The Premier League hopes the neutral ground plan will help ease those concerns and ensure stringent safety protocols are met. It has selected grounds which can accommodate social distancing measures (for example, separate entrances for the two teams) and are not in heavily built-up areas to make it easier for police to disperse any supporters gathering outside.
Reports suggest the King Power Stadium (Leicester City), Molineux (Wolverhampton Wanderers) and Villa Park (Aston Villa) would serve the Midlands. The Emirates (Arsenal), Tottenham Hotspur Stadium and Wembley would serve London with St Mary’s (Southampton) and the Amex (Brighton & Hove Albion) hosting games on the south coast.
The proposal has met with substantial opposition, not least from the clubs at the bottom of the table, who tend to rely more on home advantage than sides at the top.
Aston Villa, for example, have six of their remaining 10 matches at home, so it is little surprise chief executive Christian Purslow has publicly come out against the plan. Villa have taken 17 of their 25 points at Villa Park and have a game in hand on their relegation-contending rivals, with a victory in that game enough to lift them out of the bottom three.
Then there is the argument that playing at neutral grounds is fundamentally altering the format of the competition. So would playing that way really be maintaining ‘integrity’ of the Premier League?
Reports on Thursday suggested the league will attempt to strong-arm clubs currently in the bottom three to vote for the plan by warning they will be relegated if they don’t. Whether that’s a credible threat remains to be seen, and would likely result in legal action if it is implemented. In fact, there would be litigation all over the shop if the remaining fixtures are not completed, including from clubs looking to come up from the Championship, hence the league’s desperation to get games back underway.
Then there is the players. Would they be willing to come back too soon? Trying to resume a contact sport when the rest of the world is supposed to be socially distancing is fraught with difficulty. There is talk that celebrations, shirt-swapping and spitting would be banned, but that makes little sense when players will be tackling/grappling each other for 90 minutes anyway. Are penalty boxes going to maintain social distancing when corners and throws are slung in? How about players in the wall defending a freekick?
What if one players tests positive? Does the whole team then go into self-isolation for 14 days? What about their recent opponents? It would easily cause the whole project to collapse.
The Bundesliga is set to be the first major European league to resume, with authorities hoping matches can restart on May 16. All eyes will therefore be on Germany to see how that progresses and what lessons can be learned.
Given Everton are 12th and unlikely to bother the top or the bottom of the table, the consequences of Monday’s vote are unlikely to affect them too much (being mid-table finally brings some benefit).

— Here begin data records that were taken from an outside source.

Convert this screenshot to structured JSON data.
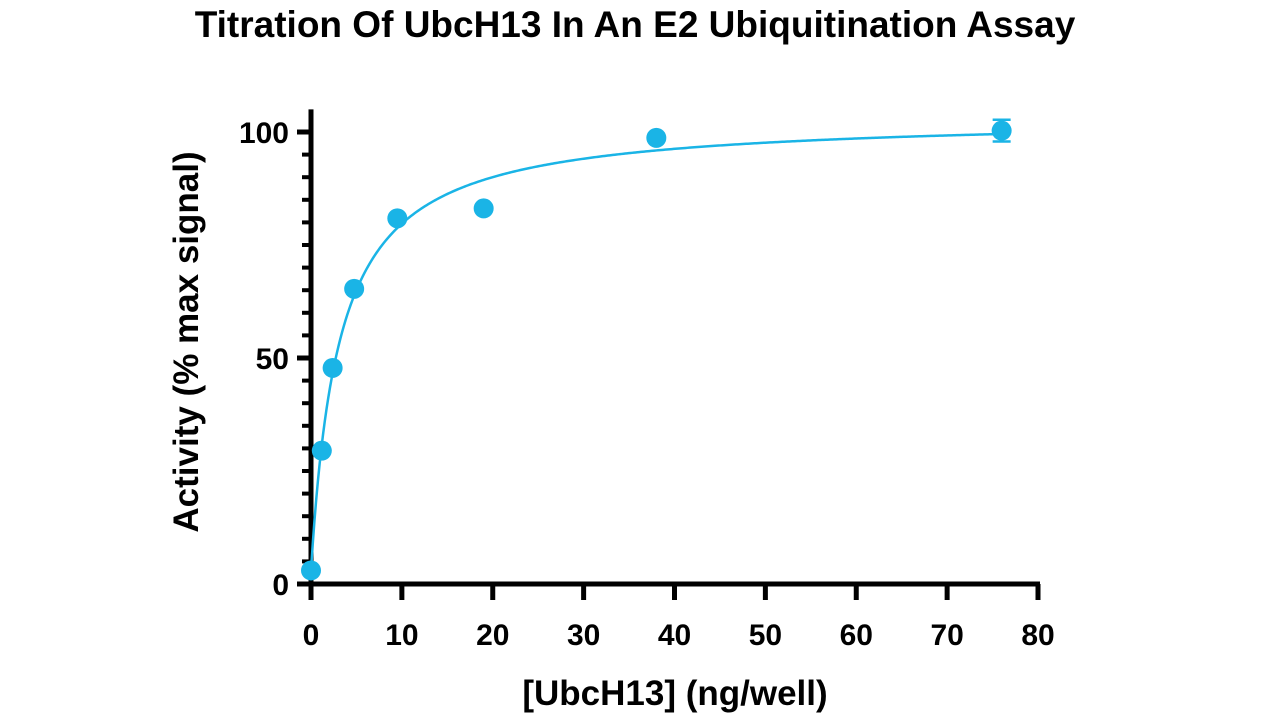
{
  "chart_data": {
    "type": "scatter",
    "title": "Titration Of UbcH13 In An E2 Ubiquitination Assay",
    "xlabel": "[UbcH13] (ng/well)",
    "ylabel": "Activity (% max signal)",
    "xlim": [
      0,
      80
    ],
    "ylim": [
      0,
      105
    ],
    "x_ticks": [
      0,
      10,
      20,
      30,
      40,
      50,
      60,
      70,
      80
    ],
    "y_ticks": [
      0,
      50,
      100
    ],
    "x_tick_labels": [
      "0",
      "10",
      "20",
      "30",
      "40",
      "50",
      "60",
      "70",
      "80"
    ],
    "y_tick_labels": [
      "0",
      "50",
      "100"
    ],
    "y_minor_step": 5,
    "grid": false,
    "legend": "none",
    "color": "#1ab4e6",
    "series": [
      {
        "points": [
          {
            "x": 0,
            "y": 3,
            "err": 0
          },
          {
            "x": 1.19,
            "y": 29.5,
            "err": 0
          },
          {
            "x": 2.38,
            "y": 47.8,
            "err": 0
          },
          {
            "x": 4.75,
            "y": 65.3,
            "err": 0
          },
          {
            "x": 9.5,
            "y": 80.9,
            "err": 0
          },
          {
            "x": 19,
            "y": 83.1,
            "err": 0
          },
          {
            "x": 38,
            "y": 98.7,
            "err": 0
          },
          {
            "x": 76,
            "y": 100.3,
            "err": 2.4
          }
        ],
        "fit": {
          "model": "hyperbolic",
          "vmax": 103.5,
          "km": 3.1,
          "y0": 3,
          "x_range": [
            0,
            76
          ]
        }
      }
    ]
  }
}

Obviously the prospect of declaring the season “null and void” and denying Liverpool the title piques Toffees’ fans interest, though most supporters accept that they deserve to be champions.
But if you give them the title then European places and relegation will need to be decided too, which is where the difficulty lies. Points-per-game is seen as one solution, but does not take into account the standard of opponent a team has faced/is still to face as well as home/away (dis)advantages.
Like most fans, I miss my Everton fix and want the Premier League to return as soon as possible. But it can only return when it it is safe to do so.
Even then it will almost certainly be behind closed doors, which takes away so much of what makes the game so special.
Unfortunately, I cannot see how football can be brought back safely by the start of next month. There looks to be just too many hurdles to overcome.
But given the finances at stake and the role the sport plays in our society, I can understand why they have to try.